As an adolescent, you often have dreams about how to plan your life for the best road to success. For many individuals from disenfranchised communities, the first and main goal is to simply “get out the hood.”
One woman in particular, however, decided that it was not just good enough to graduate from North, attend the University of Minnesota and graduate. “I felt obliged to come back,” said Courtney Bell.
Bell, a 2007 graduate of North Community High School on Minneapolis’ North Side, is currently a social studies teacher at North High. She decided this year to focus on the sociology of W.E.B. Dubois and cultures of the African Diaspora. Previously, Bell has taught freshman history and now teaches grades 9-12.
“I always felt some kind of way that being a student in an urban high school that was predominantly Black, we didn’t get what we deserved,” Bell told the MSR. “Whether [due to] a lack of resources, attention paid, or qualified teachers, we always got the short end of the stick.
“Because of my address and the color of my skin, I was underestimated as a student. I didn’t know how to articulate that back then, but I knew I had an issue with that type of educational injustice.”
This issue motivated Bell to major in sociology. “This helped me to put labels around these injustices and understand how the inequities were formed,” Bell recalled.
The final career choice did not come about without a few changes. “As a first generation college student, my first choice was business,” said Bell in an attempt to enter a lucrative financial career. “I had no knowledge of majors, or what they were.
“When we make it out of our community and attend these prestigious universities, the first thing on our mind is, ‘I grew up in poverty. I want to do something that’s going to translate into a career, make money, and help my family’.”
Her freshman mentor informed her to choose her major carefully. “You don’t have to have a degree in business to do business,” he informed Bell. “If business is not your first love, I would advise you to look for something else. I don’t even have a degree, and I own several businesses.”
At first, Bell took offense to this, but quickly reconsidered. “I was able to take the pressure off and focus on what I was passionate about.”
During her senior year of college, she applied for Teach for America, got to the final round, and was not selected. “That was heartbreaking because I really wanted to be a teacher,” Bell recalled.
She was, however, accepted in the master’s program in public policy at the U of M Hubert Humphrey School, and later enrolled in the master’s program in education admissions, which started in fall of 2012, giving Bell a year off. During that year she started applying for positions with the Minneapolis Public Schools and landed a behavior dean position at North High for the 2012-2013 school year.
“I fell in love with the young people,” Bell said. “I still encountered the education inequality that I felt as a student. That propelled me to look into the Masters of Education Social Studies Teaching program in 2013,” which she finished in spring 2014. She was hired as a social studies teacher at North that same year.
“My position has always been student-centered, equity-based, and students first,” Bell said of her teaching style. “You would think that is the norm, but it isn’t. Students are often the forgotten players.

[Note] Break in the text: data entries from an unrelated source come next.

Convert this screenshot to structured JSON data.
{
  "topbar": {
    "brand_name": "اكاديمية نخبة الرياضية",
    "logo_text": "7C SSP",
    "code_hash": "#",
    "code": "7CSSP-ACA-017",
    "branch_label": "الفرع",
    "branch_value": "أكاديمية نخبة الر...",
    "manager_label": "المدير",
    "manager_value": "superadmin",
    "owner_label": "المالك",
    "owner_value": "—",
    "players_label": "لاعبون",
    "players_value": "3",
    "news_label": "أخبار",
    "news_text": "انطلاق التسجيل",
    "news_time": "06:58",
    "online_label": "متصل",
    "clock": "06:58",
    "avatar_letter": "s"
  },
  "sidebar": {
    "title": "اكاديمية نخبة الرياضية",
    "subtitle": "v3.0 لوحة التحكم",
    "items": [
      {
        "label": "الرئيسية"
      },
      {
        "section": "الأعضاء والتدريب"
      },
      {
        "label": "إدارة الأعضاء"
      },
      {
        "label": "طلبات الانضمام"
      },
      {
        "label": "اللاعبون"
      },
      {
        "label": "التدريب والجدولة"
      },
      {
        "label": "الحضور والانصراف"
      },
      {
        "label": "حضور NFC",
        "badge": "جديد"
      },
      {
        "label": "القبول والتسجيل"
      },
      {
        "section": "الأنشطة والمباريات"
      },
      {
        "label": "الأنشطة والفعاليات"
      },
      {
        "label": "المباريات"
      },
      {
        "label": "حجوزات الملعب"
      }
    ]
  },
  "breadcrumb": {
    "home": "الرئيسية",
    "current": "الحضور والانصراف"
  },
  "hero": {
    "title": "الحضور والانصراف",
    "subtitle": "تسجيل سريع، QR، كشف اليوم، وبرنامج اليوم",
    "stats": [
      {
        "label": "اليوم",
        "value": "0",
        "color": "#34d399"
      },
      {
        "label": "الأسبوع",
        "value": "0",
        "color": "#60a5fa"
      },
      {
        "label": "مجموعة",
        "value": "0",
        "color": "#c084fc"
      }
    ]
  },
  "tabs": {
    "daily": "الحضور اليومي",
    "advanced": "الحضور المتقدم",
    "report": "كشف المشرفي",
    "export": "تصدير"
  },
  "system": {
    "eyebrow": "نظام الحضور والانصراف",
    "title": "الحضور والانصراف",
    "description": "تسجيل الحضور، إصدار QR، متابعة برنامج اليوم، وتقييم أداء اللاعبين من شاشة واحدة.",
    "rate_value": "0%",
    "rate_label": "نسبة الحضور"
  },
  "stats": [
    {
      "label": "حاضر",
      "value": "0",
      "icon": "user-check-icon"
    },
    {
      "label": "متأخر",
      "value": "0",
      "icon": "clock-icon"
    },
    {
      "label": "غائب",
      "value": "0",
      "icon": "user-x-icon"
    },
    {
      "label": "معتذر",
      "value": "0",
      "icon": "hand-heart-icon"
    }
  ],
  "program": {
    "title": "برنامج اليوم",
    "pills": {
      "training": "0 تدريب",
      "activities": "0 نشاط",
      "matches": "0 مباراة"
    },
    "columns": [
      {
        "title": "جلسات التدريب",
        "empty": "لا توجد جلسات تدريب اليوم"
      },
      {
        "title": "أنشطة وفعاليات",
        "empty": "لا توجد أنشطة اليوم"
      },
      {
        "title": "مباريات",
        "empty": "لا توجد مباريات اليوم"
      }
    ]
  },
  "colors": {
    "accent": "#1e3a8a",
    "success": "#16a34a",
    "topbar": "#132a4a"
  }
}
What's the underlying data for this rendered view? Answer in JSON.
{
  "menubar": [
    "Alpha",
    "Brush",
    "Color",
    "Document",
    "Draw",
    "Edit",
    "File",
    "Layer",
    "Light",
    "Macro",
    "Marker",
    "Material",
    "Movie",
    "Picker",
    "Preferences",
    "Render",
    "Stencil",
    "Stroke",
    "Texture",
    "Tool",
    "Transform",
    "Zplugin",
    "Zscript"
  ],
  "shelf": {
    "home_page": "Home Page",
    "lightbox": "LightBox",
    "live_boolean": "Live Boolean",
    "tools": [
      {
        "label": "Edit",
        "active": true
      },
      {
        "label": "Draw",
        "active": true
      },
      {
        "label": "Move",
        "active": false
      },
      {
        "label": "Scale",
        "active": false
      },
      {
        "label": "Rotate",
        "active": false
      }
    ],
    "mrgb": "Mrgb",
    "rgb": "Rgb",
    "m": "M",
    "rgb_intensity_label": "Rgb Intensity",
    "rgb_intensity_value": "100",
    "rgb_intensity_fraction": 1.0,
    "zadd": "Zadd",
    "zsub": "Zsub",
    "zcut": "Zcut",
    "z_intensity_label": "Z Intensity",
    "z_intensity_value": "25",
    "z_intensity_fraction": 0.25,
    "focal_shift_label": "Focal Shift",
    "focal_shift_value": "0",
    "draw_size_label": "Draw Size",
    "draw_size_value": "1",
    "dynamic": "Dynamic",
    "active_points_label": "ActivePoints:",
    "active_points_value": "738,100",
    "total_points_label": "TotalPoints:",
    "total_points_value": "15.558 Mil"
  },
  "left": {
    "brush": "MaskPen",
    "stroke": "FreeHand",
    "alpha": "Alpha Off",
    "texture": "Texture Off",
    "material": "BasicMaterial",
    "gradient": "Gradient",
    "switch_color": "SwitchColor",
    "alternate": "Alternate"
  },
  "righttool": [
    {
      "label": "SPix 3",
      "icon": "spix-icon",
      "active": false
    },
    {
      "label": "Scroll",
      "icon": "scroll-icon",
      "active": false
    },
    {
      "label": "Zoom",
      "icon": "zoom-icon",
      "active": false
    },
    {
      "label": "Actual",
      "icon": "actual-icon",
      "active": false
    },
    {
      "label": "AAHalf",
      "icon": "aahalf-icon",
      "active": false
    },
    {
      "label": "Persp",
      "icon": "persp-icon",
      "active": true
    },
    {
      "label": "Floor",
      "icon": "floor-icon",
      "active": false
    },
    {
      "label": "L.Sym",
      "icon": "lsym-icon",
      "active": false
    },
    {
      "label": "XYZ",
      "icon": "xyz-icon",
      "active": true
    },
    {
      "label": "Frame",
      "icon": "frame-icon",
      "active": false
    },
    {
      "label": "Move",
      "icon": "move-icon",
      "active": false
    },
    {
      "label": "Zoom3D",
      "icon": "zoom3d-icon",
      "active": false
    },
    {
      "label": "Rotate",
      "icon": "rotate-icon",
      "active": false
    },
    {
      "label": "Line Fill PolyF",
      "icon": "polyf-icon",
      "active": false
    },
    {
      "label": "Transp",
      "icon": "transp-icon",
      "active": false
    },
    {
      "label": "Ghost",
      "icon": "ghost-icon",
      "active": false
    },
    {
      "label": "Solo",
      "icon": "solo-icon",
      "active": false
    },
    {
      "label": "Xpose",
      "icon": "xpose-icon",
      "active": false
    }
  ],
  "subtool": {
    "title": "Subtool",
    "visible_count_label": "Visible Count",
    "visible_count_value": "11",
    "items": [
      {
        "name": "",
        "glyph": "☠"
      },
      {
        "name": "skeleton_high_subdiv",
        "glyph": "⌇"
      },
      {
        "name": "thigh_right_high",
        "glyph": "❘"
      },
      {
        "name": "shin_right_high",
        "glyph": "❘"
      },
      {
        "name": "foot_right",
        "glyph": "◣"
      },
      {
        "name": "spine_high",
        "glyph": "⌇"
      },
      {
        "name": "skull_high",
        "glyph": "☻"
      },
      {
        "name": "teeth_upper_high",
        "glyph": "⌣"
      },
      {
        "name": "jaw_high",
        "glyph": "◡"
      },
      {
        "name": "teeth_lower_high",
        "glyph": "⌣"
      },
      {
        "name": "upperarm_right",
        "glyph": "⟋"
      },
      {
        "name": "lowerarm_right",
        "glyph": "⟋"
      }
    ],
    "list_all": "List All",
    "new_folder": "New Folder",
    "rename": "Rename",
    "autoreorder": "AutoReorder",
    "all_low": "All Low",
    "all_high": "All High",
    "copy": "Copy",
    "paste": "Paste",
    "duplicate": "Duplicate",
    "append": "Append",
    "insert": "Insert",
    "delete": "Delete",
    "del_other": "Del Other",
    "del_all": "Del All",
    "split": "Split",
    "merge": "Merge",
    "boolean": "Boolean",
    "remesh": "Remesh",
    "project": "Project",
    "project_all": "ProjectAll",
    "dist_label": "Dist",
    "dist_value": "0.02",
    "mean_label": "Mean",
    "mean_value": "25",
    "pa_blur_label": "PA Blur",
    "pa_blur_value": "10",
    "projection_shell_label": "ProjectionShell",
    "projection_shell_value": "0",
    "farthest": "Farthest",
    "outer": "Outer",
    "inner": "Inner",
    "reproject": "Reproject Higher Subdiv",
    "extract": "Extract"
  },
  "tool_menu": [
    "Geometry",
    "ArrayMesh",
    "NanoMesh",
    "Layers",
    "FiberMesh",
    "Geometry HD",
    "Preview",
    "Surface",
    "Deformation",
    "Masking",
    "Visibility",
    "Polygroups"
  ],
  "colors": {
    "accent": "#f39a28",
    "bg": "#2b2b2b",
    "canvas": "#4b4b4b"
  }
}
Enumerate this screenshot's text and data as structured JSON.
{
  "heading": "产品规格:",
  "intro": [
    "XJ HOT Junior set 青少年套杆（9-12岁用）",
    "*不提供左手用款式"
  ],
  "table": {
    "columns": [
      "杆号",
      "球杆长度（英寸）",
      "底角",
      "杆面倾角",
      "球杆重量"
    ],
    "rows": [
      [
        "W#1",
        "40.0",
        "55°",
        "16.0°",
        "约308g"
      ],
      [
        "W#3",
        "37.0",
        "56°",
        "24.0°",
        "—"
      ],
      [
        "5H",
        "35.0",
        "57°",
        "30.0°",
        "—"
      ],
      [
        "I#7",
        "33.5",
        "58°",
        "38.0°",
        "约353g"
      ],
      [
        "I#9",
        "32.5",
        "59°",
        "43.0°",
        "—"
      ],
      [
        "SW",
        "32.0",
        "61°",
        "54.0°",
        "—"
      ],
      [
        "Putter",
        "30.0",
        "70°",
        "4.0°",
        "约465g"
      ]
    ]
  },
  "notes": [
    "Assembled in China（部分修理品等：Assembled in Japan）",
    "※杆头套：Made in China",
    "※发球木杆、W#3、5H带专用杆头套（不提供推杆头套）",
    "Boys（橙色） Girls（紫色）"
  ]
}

When you line yourself up with them, you come up against a lot of opposition.”
“It’s about building relationships,” Bell stated. “As a teacher, you spend time with these children for seven to eight hours a day. You are partly an additional parent, a part of the village. If one does not know who you are or where you stand, they could care less about what you’re going to teach them.
“You have to see people that look like you in order to know that it is possible. Otherwise, it’s just a figment of your imagination.”
Bell is currently working on her doctorate in education and continues her K-12 education career, in addition to possibly becoming a college professor. Her work has certainly not gone unnoticed – she was recently selected as one of 12 finalists for Minnesota Teacher of the Year 2018. The competition started with about 170 teachers nominated from across the state. Of those nominated, the selection panel of former teachers and community leaders narrowed the field to 43 semi-finalists.
The semi-finalists were then asked to make a video answering the question, “What is educational equity, and how does it affect teachers and students?” The 12 finalists also went through 30-minute interviews with the selection panel. The final selection was announced at the reception on Sunday, May 6.
“I always tell my scholars, the North Side made me,” said Bell. “Don’t ever feel like you are at a deficit because you grow up in poverty. Growing up in poverty is a level of training one gets that will make you the most grateful, empathetic and hardworking person ever.
“I’m here to show these children that [as Black people,] we do exist. My family, my siblings and my scholars are who I do it for. This mission will continue.”